Schließlich durfte er nach internationalen Protesten ins Exil nach Paris gehen, wo der spätere sozialistische Präsident Francois Mitterrand ihn erlebte und im Vorwort zu einem Buch über Theodorakis schrieb: »Die Emotionen, die uns gepackt hatten, verwandelten unsere kleine Gruppe in einen einzigen Körper, belebt von der Seele des Augenblicks. Wir waren die Sonne und der Fluss und das verlorene Tal, die Stufen der hohen Stadt, von Blumen und Blut gesäumt.« Er erkennt in ihm den legitimen Erben der griechischen Tragödienschreiber.
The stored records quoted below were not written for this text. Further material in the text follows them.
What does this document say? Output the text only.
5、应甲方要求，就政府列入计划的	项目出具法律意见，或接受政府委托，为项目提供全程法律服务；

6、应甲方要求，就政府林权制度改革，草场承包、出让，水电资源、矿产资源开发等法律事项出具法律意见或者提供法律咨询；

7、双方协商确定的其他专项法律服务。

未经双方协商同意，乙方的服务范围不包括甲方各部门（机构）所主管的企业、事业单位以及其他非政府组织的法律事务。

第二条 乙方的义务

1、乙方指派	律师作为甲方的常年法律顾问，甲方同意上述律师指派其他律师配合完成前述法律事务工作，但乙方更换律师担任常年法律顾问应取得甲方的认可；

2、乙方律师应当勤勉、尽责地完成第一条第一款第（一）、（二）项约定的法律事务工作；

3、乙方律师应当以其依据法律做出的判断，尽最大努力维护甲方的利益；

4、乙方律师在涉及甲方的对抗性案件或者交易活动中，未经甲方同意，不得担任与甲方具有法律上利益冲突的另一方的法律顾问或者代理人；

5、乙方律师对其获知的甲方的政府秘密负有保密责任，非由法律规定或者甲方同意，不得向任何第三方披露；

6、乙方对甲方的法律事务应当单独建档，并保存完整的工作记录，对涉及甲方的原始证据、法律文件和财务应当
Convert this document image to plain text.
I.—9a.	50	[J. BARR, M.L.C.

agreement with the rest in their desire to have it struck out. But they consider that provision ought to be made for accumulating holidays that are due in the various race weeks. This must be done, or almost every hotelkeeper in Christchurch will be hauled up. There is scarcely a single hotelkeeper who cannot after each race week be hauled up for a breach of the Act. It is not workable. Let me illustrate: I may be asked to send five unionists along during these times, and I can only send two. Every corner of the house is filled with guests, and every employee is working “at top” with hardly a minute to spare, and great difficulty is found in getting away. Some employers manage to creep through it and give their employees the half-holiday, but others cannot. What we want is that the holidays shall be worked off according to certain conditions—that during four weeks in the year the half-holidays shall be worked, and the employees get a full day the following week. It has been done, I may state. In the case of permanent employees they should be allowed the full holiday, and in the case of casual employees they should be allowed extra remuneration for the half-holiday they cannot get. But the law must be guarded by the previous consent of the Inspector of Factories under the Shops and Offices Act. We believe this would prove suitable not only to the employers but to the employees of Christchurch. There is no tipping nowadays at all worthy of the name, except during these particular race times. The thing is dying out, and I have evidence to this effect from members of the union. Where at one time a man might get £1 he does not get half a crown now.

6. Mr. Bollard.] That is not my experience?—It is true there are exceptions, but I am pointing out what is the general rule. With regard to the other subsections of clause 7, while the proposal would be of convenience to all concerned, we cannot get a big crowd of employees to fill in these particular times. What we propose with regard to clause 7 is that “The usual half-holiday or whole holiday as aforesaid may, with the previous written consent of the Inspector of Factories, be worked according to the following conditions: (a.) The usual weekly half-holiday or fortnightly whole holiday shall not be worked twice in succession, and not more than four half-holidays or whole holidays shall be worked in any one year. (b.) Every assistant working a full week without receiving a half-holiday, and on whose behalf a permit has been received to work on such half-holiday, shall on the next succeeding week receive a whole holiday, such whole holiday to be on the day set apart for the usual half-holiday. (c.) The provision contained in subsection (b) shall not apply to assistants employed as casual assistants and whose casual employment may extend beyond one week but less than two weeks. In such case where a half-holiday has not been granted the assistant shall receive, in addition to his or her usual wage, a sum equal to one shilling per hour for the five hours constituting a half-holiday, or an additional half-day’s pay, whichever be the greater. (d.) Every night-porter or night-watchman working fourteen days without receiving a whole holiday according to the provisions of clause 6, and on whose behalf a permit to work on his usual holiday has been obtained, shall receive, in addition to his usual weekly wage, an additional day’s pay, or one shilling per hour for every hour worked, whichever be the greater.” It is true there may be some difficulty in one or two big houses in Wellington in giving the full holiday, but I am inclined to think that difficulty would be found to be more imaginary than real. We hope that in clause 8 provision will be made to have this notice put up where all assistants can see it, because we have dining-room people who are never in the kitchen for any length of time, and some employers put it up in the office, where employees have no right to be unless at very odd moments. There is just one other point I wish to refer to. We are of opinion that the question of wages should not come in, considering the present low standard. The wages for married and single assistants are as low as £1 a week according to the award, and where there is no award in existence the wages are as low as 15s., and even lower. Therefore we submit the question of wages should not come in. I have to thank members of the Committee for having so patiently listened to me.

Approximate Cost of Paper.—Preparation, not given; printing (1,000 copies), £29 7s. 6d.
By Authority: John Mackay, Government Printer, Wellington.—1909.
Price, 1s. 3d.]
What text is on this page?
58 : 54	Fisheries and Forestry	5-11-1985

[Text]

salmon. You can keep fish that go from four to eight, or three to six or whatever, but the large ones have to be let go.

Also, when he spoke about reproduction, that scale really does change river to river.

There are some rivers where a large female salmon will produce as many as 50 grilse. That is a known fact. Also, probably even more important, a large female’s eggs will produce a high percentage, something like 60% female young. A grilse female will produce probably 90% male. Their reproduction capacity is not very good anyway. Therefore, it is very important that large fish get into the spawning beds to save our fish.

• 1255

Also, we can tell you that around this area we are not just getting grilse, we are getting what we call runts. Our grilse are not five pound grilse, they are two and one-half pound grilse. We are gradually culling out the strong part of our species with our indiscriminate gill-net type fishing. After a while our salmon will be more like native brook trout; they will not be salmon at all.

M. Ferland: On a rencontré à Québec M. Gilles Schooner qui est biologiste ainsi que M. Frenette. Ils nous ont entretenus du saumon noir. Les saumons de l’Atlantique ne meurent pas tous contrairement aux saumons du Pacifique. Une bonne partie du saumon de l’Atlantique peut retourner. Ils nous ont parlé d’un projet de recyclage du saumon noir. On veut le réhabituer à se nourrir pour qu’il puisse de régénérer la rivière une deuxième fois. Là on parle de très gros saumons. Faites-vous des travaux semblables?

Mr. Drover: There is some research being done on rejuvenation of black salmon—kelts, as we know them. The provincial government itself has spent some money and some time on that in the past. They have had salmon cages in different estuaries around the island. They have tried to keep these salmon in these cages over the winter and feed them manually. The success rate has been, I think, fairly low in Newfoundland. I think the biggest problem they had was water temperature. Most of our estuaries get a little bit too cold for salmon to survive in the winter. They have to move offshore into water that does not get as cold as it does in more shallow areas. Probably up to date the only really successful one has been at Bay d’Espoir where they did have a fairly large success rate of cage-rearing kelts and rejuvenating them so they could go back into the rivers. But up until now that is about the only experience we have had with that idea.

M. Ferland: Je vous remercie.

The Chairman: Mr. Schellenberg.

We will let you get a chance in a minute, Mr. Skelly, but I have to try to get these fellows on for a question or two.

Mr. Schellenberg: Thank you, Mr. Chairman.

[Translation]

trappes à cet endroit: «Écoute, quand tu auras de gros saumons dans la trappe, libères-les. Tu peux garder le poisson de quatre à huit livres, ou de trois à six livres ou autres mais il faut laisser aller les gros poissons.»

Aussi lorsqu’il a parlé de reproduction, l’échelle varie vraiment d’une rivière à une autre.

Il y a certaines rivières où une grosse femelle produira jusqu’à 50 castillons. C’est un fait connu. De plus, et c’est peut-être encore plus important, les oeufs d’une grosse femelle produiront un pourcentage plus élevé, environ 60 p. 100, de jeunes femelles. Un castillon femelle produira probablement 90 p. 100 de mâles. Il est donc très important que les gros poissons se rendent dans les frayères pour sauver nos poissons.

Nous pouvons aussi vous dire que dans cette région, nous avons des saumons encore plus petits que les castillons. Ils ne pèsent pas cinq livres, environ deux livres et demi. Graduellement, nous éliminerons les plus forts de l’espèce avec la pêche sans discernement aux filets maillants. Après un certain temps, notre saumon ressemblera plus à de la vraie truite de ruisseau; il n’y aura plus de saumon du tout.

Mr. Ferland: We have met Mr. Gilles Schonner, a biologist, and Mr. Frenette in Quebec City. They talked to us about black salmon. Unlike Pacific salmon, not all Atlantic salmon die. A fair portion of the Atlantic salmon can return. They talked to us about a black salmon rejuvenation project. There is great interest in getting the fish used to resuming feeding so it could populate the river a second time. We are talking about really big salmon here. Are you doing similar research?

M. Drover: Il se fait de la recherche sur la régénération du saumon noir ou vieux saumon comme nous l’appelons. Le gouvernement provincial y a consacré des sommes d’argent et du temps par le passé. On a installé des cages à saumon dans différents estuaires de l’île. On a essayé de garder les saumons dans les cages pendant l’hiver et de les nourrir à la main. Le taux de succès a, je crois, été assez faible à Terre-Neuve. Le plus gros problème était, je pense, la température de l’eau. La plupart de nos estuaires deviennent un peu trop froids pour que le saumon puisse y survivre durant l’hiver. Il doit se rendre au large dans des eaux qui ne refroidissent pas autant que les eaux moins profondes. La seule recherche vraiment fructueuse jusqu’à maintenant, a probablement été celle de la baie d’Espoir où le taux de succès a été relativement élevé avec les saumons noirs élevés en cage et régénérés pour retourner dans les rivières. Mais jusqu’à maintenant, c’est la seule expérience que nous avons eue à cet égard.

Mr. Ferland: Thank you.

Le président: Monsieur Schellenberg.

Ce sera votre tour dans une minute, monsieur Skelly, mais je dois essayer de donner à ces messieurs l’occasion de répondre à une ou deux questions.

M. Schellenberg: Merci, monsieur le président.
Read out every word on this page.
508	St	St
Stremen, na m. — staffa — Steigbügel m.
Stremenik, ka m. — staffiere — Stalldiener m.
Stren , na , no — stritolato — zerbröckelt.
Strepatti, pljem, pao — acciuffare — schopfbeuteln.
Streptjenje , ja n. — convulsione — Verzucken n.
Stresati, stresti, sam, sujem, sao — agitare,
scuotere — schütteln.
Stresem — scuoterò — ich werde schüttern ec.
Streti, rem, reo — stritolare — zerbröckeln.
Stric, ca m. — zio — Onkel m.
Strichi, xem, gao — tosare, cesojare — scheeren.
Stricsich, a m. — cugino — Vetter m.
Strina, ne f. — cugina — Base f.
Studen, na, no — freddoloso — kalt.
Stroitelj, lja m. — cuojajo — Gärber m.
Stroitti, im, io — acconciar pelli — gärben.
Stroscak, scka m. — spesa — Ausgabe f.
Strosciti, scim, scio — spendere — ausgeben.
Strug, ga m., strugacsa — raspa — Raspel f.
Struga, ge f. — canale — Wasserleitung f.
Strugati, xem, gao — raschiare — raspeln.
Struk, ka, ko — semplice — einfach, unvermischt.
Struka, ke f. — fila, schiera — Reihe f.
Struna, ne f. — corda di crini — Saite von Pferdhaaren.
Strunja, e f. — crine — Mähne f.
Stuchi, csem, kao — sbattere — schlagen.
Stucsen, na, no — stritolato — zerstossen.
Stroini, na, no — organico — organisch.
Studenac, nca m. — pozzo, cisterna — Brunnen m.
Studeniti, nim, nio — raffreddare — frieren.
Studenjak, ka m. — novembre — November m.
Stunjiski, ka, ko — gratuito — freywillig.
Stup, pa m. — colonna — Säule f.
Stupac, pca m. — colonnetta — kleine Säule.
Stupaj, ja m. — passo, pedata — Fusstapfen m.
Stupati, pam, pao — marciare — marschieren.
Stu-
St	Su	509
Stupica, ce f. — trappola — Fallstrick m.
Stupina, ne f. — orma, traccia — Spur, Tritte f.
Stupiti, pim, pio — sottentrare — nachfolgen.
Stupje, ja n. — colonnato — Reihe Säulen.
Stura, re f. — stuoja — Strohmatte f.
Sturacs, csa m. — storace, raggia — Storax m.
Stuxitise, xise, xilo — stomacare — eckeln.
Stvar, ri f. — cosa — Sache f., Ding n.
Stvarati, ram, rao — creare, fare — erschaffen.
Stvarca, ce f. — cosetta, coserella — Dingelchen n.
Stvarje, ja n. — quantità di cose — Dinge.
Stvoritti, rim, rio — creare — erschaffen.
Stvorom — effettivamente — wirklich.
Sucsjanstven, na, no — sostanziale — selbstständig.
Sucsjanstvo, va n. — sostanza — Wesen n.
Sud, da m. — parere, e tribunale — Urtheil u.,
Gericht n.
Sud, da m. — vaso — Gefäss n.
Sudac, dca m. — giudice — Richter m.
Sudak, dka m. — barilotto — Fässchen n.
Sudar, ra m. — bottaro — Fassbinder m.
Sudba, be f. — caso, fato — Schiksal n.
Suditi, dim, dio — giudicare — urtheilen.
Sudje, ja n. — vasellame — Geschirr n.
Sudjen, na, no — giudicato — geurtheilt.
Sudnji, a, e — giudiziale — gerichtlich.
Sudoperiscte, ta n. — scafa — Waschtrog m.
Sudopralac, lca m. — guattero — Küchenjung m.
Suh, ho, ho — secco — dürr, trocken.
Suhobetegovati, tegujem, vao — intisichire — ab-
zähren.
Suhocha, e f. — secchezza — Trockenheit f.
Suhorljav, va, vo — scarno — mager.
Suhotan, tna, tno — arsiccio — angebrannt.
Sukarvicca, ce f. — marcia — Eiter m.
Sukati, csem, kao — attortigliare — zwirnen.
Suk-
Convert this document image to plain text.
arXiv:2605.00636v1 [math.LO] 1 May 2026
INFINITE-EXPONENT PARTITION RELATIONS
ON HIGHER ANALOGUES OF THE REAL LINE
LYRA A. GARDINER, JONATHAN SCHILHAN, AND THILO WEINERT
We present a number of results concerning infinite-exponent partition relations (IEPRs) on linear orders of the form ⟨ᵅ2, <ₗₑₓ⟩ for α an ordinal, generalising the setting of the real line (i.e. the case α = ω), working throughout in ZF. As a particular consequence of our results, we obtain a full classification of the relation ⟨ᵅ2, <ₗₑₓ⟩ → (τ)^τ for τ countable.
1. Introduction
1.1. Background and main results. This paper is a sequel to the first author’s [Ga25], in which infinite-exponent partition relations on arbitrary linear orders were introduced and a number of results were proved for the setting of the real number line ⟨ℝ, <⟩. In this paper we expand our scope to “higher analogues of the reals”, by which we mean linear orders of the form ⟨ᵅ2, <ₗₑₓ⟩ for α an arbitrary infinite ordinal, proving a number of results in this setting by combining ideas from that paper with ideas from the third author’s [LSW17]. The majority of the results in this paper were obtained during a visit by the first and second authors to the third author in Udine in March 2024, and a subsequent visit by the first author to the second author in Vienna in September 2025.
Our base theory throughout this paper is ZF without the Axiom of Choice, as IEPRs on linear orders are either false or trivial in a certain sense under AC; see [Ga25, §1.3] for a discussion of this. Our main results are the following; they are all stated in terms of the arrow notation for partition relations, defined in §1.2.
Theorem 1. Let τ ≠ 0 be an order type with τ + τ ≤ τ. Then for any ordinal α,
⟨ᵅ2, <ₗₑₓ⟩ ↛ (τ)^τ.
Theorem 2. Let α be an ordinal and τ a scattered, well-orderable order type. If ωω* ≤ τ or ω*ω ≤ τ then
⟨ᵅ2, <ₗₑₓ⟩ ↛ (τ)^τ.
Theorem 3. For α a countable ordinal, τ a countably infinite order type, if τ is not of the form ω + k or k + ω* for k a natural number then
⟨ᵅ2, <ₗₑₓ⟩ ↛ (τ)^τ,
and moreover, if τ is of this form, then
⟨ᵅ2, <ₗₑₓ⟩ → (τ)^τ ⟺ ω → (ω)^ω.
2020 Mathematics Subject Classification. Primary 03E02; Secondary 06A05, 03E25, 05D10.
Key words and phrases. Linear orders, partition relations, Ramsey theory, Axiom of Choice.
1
Denn da ist immer auch Dionysos mit im Spiel, der Gott des Rausches, der verwandelt.
Auch in seinen Oratorien bleibt dieser ursprüngliche Geist der Tragödie gegenwärtig. Sehnsucht nach Heimat und Wut über Vertreibung, diese Exilerfahrung teilte er mit dem großen spanischen Dichter Pablo Neruda, der vom Franco-Regime ebenfalls ins Exil getrieben wurde. Nerudas »Canto General«, der »Große Gesang«, in der Vertonung von Theodorakis, ist so etwas wie Beethovens Schlusssatz der 9. Symphonie, wiedergeboren aus den Tragödien des 20. Jahrhunderts. Pathos, ohne pathetisch zu sein, weil der darin mitschwingende Schmerz nicht ausgestellt, sondern musikalisch ausgedrückt wird. Schönheit und Freude sind wichtig, gerade in einer hässlichen und freudlosen Welt, so die Botschaft.
1974 kehrt Theodorakis nach Griechenland zurück, will die neu entstehende Demokratie mitgestalten. Er wird für die Kommunistische Partei ins Parlament gewählt. Aber das Feld der Politik erweist sich als steinig, und oft sind es die eigenen Genossen, die ihm die Steine in den Weg legen. Darf Moskau den griechischen Kommunisten sagen, was sie zu tun haben? Theodorakis findet, dass sie das nicht dürfen und kehrt den Kommunisten den Rücken. Schließlich lässt er sich für die Konservativen ins Parlament wählen und wird sogar Minister, aber natürlich ohne Geschäftsbereich, mit allen Freiheiten, den politisch Handelnden zu sagen, was sie nicht hören wollen.
Natürlich ließ er die Konservativen dann auch wieder zurück und schloss sich den Sozialisten an. Die Parteien wechselten in seinem Leben, aber der kritische Geist blieb. Sein Ziel war auch hier ein über das bloß Politische, immer krisenhaft, Hinausgehendes: Der versuchte Zusammenschluss aller Erneuerungskräfte im Lande, die das von der EU zum Objekt degradierte Griechenland retten wollten. Er stritt gegen den Kosovo- und den Irakkrieg und vermittelte im scheinbar ewigen Konflikt zwischen Griechenland und der Türkei. Und wenn man am Tag nach seinem Tod am 2. September mit 96 Jahren in Athen auf seine Website geht, dann findet man einen übervollen, mit Einträgen und Verweisen gefüllten Monat August, unter anderem einen Verweis auf den Dichter Jannis Ritsos, dessen Gedichte er im Liederzyklus »Epitaphios« vertont hatte.
Übervoll, überreich. Aber eben nie bloß geschäftig, sondern dem geistigen Anspruch seiner Kunst verpflichtet – so hat Mikis Theodorakis gelebt. Bis zum Schluss. Sein Protest gegen die Corona-Politik der griechischen Regierung, die viele Künstler arbeitslos machte, war seine letzte Einmischung in die eigenen öffentlichen Angelegenheiten. Seine Musik wird bleiben.